Estos poemas de Ana Pérez Cañamares, Jorge Riechmann y Sofía Castañón aparecieron en la antología Esto no rima. Antología de poesía indignada (Origami, 2011) publicada pocos tiempo después del estallido de las plazas del 15M. Como señaló Isaac Rosa en el prólogo, lo que hacían poetas de todo el estado en estas páginas era tomar con las palabras lo que ya habían tomado en la calle, para que ese espíritu reivindicativo y voraz no se perdiera nunca, para que su rabia quedara contenida y sobreviviera entre latidos. Así ocurrió.

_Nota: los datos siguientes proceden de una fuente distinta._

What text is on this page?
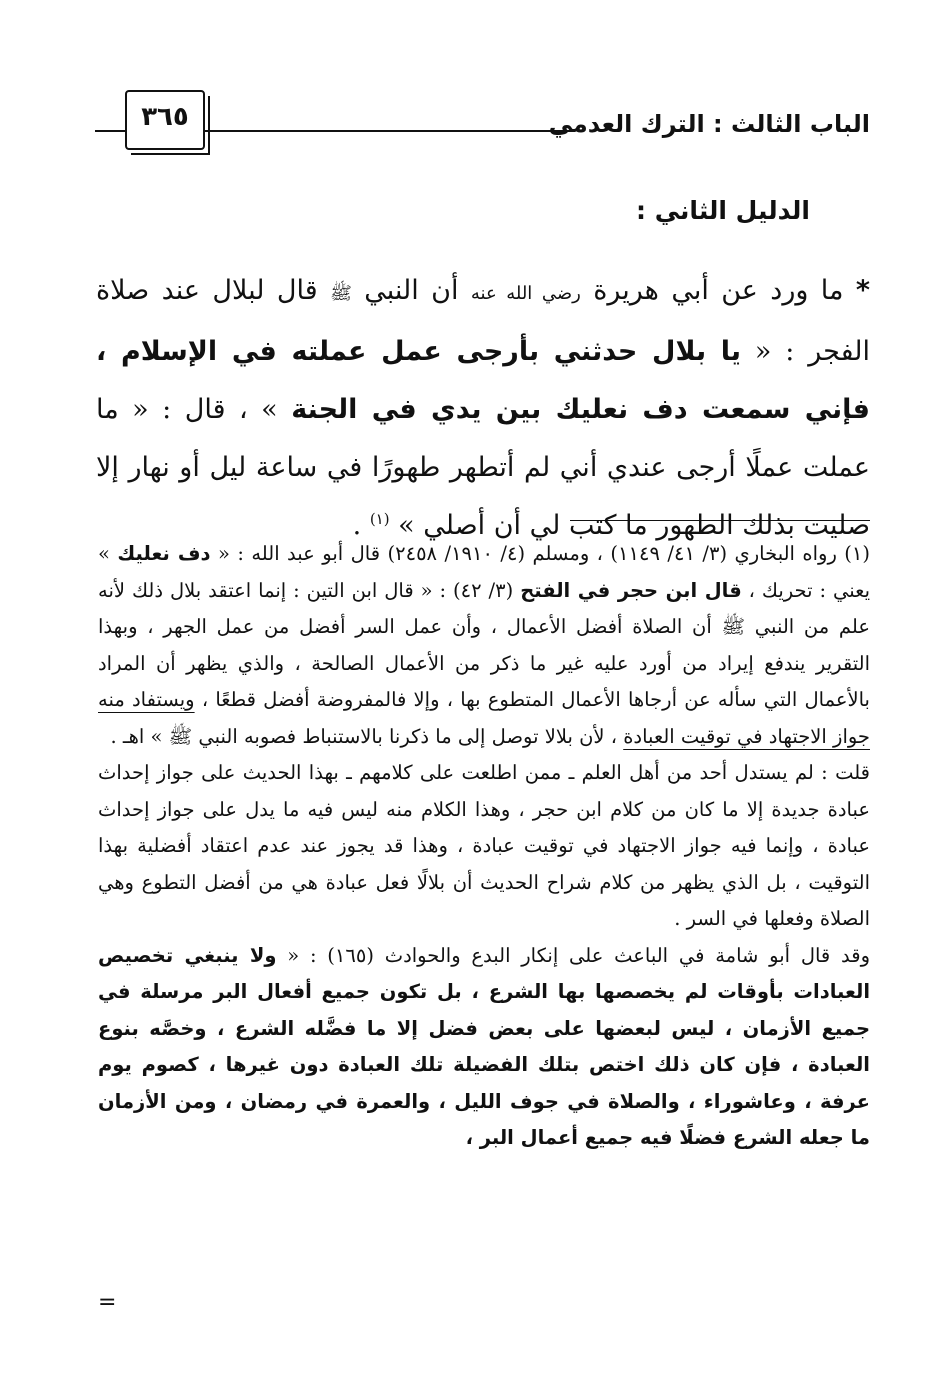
الباب الثالث : الترك العدمي
٣٦٥
الدليل الثاني :

* ما ورد عن أبي هريرة رضي الله عنه أن النبي ﷺ قال لبلال عند صلاة الفجر : « يا بلال حدثني بأرجى عمل عملته في الإسلام ، فإني سمعت دف نعليك بين يدي في الجنة » ، قال : « ما عملت عملًا أرجى عندي أني لم أتطهر طهورًا في ساعة ليل أو نهار إلا صليت بذلك الطهور ما كتب لي أن أصلي » $^{(١)}$ .

(١) رواه البخاري (٣/ ٤١/ ١١٤٩) ، ومسلم (٤/ ١٩١٠/ ٢٤٥٨) قال أبو عبد الله : « دف نعليك » يعني : تحريك ، قال ابن حجر في الفتح (٣/ ٤٢) : « قال ابن التين : إنما اعتقد بلال ذلك لأنه علم من النبي ﷺ أن الصلاة أفضل الأعمال ، وأن عمل السر أفضل من عمل الجهر ، وبهذا التقرير يندفع إيراد من أورد عليه غير ما ذكر من الأعمال الصالحة ، والذي يظهر أن المراد بالأعمال التي سأله عن أرجاها الأعمال المتطوع بها ، وإلا فالمفروضة أفضل قطعًا ، ويستفاد منه جواز الاجتهاد في توقيت العبادة ، لأن بلالا توصل إلى ما ذكرنا بالاستنباط فصوبه النبي ﷺ » اهـ .

قلت : لم يستدل أحد من أهل العلم ـ ممن اطلعت على كلامهم ـ بهذا الحديث على جواز إحداث عبادة جديدة إلا ما كان من كلام ابن حجر ، وهذا الكلام منه ليس فيه ما يدل على جواز إحداث عبادة ، وإنما فيه جواز الاجتهاد في توقيت عبادة ، وهذا قد يجوز عند عدم اعتقاد أفضلية بهذا التوقيت ، بل الذي يظهر من كلام شراح الحديث أن بلالًا فعل عبادة هي من أفضل التطوع وهي الصلاة وفعلها في السر .

وقد قال أبو شامة في الباعث على إنكار البدع والحوادث (١٦٥) : « ولا ينبغي تخصيص العبادات بأوقات لم يخصصها بها الشرع ، بل تكون جميع أفعال البر مرسلة في جميع الأزمان ، ليس لبعضها على بعض فضل إلا ما فضَّله الشرع ، وخصَّه بنوع العبادة ، فإن كان ذلك اختص بتلك الفضيلة تلك العبادة دون غيرها ، كصوم يوم عرفة ، وعاشوراء ، والصلاة في جوف الليل ، والعمرة في رمضان ، ومن الأزمان ما جعله الشرع فضلًا فيه جميع أعمال البر ،

=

Así lo leemos justo siete años después, con la misma pasión que hace tanto, con el mismo dolor porque, ¿acaso hemos dejado de gritar?

Sin título, de Ana Pérez Cañamares

Hemos elegido perder eternamente

para no mancharnos las manos.

No parecemos reparar en

cómo se mancha la conciencia

mientras nos quedamos quietos.

Cómo se llena de verdín

y se hace resbaladiza.

Todo el poder para las asambleas (fragmento), de Jorge Riechmann

Separarnos

de eso en nosotros mismos que admira a quien se

vale

de la pequeña ventaja para pisar al otro;

identificar en nuestra propia alcoba

lo que querría violar, robar, asesinar –y aislarlo;

discriminar con cierta nitidez

entre las representaciones que nacen de alguna

sabiduría

y aquellas que concentran telebasura en cápsulas;

mirar de frente a los ojos

del sombrío hermano gemelo

que desea ceder, confortablemente dejarse caer

sobre el cojín de mierda;

y así volvernos capaces de acampar

bajo el limpio sol nocturno

con los nuestros

Al despertar, de Sofía Castañón

Perdonad que me emocione este poco.

Estos cuerpos que han dejado de ser sólo cuerpos.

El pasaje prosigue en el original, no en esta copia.